The Saudi Telecom Company’s (STC) Memorandum of Understanding with Vodafone Group for the possible purchase of the latter’s 55% stake in Vodafone Egypt has been extended for 60 days due to the novel coronavirus (COVID-19).
In a statement to the Saudi Stock Exchange, STC said that given the logistical challenges caused by the ongoing pandemic, the two parties involved in the acquisition, STC and Vodafone Group, have agreed to extend the MoU, effective as of Sunday.
The acquisition has been affected by the need for more time to complete the procedures related to the deal, including due diligence.
Sources close to the deal told Daily News Egypt last week that the acquisition MoU could be extended due to the limited time available to complete the due diligence process. The sources noted that the deal is expected to be officially closed before November.
According to the sources, STC will present the due diligence it conducted to its financial advisors. This comes in preparation for the final decision on the value of the mandatory offer submitted to Vodafone Group regarding the 55% acquisition of its Egypt operations.
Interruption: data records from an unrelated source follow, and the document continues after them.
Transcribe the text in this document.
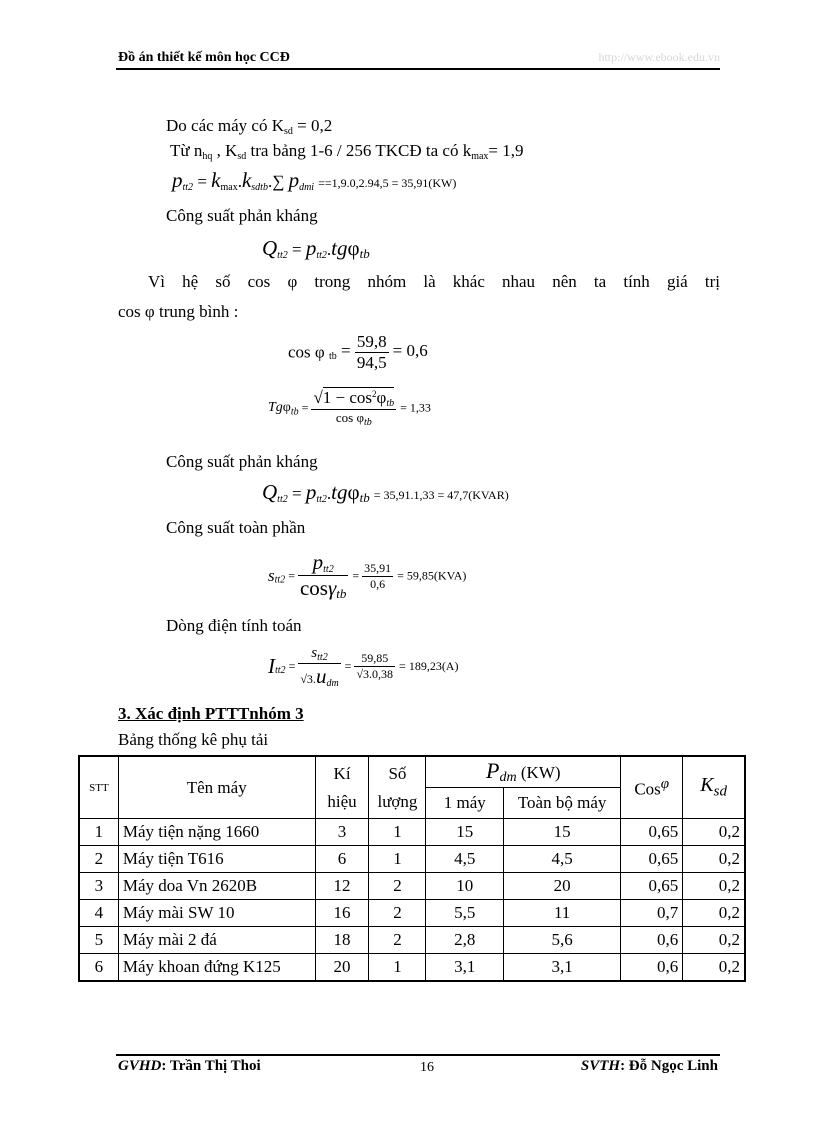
Đồ án thiết kế môn học CCĐ	http://www.ebook.edu.vn
Do các máy có $K_{sd} = 0,2$
Từ $n_{hq}$ , $K_{sd}$ tra bảng 1-6 / 256 TKCĐ ta có $k_{max}= 1,9$
$p_{tt2} = k_{max}.k_{sdtb}.\sum$ $p_{dmi} ==1,9.0,2.94,5 = 35,91(KW)$
Công suất phản kháng
$Q_{tt2} = p_{tt2}.tg\varphi_{tb}$
Vì hệ số cos φ trong nhóm là khác nhau nên ta tính giá trị
cos φ trung bình :
cos φ $_{tb} = \frac{59,8}{94,5} = 0,6$
$Tg\varphi_{tb} = \frac{√1 - \cos^2\varphi_{tb}}{\cos \varphi_{tb}} = 1,33$
Công suất phản kháng
$Q_{tt2} = p_{tt2}.tg\varphi_{tb} = 35,91.1,33$ = 47,7(KVAR)
Công suất toàn phần
$s_{tt2} = \frac{p_{tt2}}{\cos\gamma_{tb}} = \frac{35,91}{0,6} = 59,85(KVA)$
Dòng điện tính toán
$I_{tt2} = \frac{s_{tt2}}{√3.u_{dm}} = \frac{59,85}{√3.0,38} = 189,23(A)$
3. Xác định PTTTnhóm 3
Bảng thống kê phụ tải
STT	Tên máy	Kí hiệu	Số lượng	$P_{dm}$ (KW)		Cos$^\varphi$	$K_{sd}$
				1 máy	Toàn bộ máy		
1	Máy tiện nặng 1660	3	1	15	15	0,65	0,2
2	Máy tiện T616	6	1	4,5	4,5	0,65	0,2
3	Máy doa Vn 2620B	12	2	10	20	0,65	0,2
4	Máy mài SW 10	16	2	5,5	11	0,7	0,2
5	Máy mài 2 đá	18	2	2,8	5,6	0,6	0,2
6	Máy khoan đứng K125	20	1	3,1	3,1	0,6	0,2
GVHD: Trần Thị Thoi	16	SVTH: Đỗ Ngọc Linh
Daily News Egypt has learned a factor in the extension has been STC’s keenness for more time to study the pattern of spending on telecommunications services by users after the coronavirus crisis.
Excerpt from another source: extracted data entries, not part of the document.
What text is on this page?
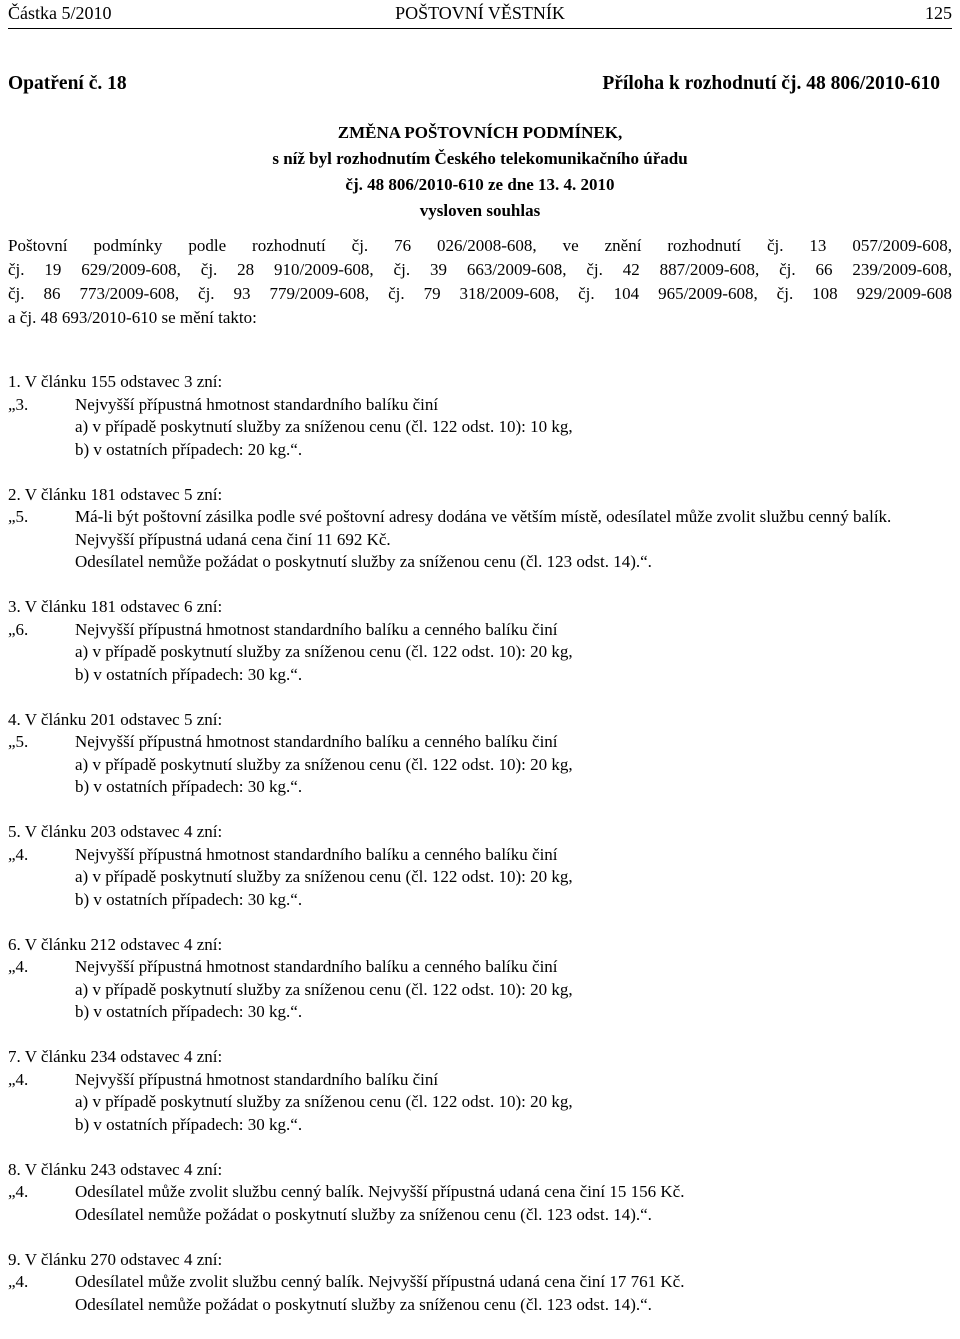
Částka 5/2010	POŠTOVNÍ VĚSTNÍK	125
Opatření č. 18	Příloha k rozhodnutí čj. 48 806/2010-610
ZMĚNA POŠTOVNÍCH PODMÍNEK,
s níž byl rozhodnutím Českého telekomunikačního úřadu
čj. 48 806/2010-610 ze dne 13. 4. 2010
vysloven souhlas
Poštovní podmínky podle rozhodnutí čj. 76 026/2008-608, ve znění rozhodnutí čj. 13 057/2009-608,
čj. 19 629/2009-608, čj. 28 910/2009-608, čj. 39 663/2009-608, čj. 42 887/2009-608, čj. 66 239/2009-608,
čj. 86 773/2009-608, čj. 93 779/2009-608, čj. 79 318/2009-608, čj. 104 965/2009-608, čj. 108 929/2009-608
a čj. 48 693/2010-610 se mění takto:

1. V článku 155 odstavec 3 zní:

„3.	Nejvyšší přípustná hmotnost standardního balíku činí
a) v případě poskytnutí služby za sníženou cenu (čl. 122 odst. 10): 10 kg,
b) v ostatních případech: 20 kg.“.

2. V článku 181 odstavec 5 zní:

„5.	Má-li být poštovní zásilka podle své poštovní adresy dodána ve větším místě, odesílatel může zvolit službu cenný balík. Nejvyšší přípustná udaná cena činí 11 692 Kč.
Odesílatel nemůže požádat o poskytnutí služby za sníženou cenu (čl. 123 odst. 14).“.

3. V článku 181 odstavec 6 zní:

„6.	Nejvyšší přípustná hmotnost standardního balíku a cenného balíku činí
a) v případě poskytnutí služby za sníženou cenu (čl. 122 odst. 10): 20 kg,
b) v ostatních případech: 30 kg.“.

4. V článku 201 odstavec 5 zní:

„5.	Nejvyšší přípustná hmotnost standardního balíku a cenného balíku činí
a) v případě poskytnutí služby za sníženou cenu (čl. 122 odst. 10): 20 kg,
b) v ostatních případech: 30 kg.“.

5. V článku 203 odstavec 4 zní:

„4.	Nejvyšší přípustná hmotnost standardního balíku a cenného balíku činí
a) v případě poskytnutí služby za sníženou cenu (čl. 122 odst. 10): 20 kg,
b) v ostatních případech: 30 kg.“.

6. V článku 212 odstavec 4 zní:

„4.	Nejvyšší přípustná hmotnost standardního balíku a cenného balíku činí
a) v případě poskytnutí služby za sníženou cenu (čl. 122 odst. 10): 20 kg,
b) v ostatních případech: 30 kg.“.

7. V článku 234 odstavec 4 zní:

„4.	Nejvyšší přípustná hmotnost standardního balíku činí
a) v případě poskytnutí služby za sníženou cenu (čl. 122 odst. 10): 20 kg,
b) v ostatních případech: 30 kg.“.

8. V článku 243 odstavec 4 zní:

„4.	Odesílatel může zvolit službu cenný balík. Nejvyšší přípustná udaná cena činí 15 156 Kč.
Odesílatel nemůže požádat o poskytnutí služby za sníženou cenu (čl. 123 odst. 14).“.

9. V článku 270 odstavec 4 zní:

„4.	Odesílatel může zvolit službu cenný balík. Nejvyšší přípustná udaná cena činí 17 761 Kč.
Odesílatel nemůže požádat o poskytnutí služby za sníženou cenu (čl. 123 odst. 14).“.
In the event that STC announces it has made a mandatory purchase offer, Vodafone Group has three options, namely approval, rejection, or entry into a new round of negotiations on the financial value.
At the end of January 2020, STC and Vodafone Group agreed that the latter would sell all its shares in its Egypt operations at a value of approximately $2.4bn.
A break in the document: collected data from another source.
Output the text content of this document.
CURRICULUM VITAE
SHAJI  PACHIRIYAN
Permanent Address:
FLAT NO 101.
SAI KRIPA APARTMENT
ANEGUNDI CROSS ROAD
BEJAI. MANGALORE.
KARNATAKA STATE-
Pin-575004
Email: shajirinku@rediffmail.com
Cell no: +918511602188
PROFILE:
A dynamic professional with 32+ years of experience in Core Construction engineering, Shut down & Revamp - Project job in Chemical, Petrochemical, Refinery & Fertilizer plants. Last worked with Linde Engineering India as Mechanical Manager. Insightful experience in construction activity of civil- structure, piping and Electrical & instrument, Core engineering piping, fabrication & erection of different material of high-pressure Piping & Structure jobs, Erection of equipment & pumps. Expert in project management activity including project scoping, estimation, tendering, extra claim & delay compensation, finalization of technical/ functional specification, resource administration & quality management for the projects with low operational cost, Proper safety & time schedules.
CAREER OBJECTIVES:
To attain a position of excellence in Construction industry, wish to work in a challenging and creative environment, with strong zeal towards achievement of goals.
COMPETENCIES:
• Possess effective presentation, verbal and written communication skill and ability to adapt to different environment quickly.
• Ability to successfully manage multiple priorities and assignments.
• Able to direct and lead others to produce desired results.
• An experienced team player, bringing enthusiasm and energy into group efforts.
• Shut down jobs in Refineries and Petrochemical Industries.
The ownership structure of Vodafone Egypt is divided into tranches, of which the Vodafone Group owns 55%, which is the target percentage of the Saudi purchase offer. The remaining percentage of ownership is divided between Telecom Egypt (TE) which owns 44.8%, and the remaining 0.2% owned by small shareholders.
The potential deal is subject to the provisions of Chapter 12 of the executive regulations under the Capital Market Law No 95 of 1992 regarding purchase offers with the intention of acquisition.
Egypt’s Financial Regulatory Authority (FRA) had previously reported that the potential STC deal is subject to the provisions of this section of the executive regulations.
TE’s Board of Directors has agreed to appoint an alliance of both EFG Hermes and Citibank and the office of Al-Tamimi & Co as legal consultant, to provide a full study of the options available to the company in the Vodafone acquisition deal.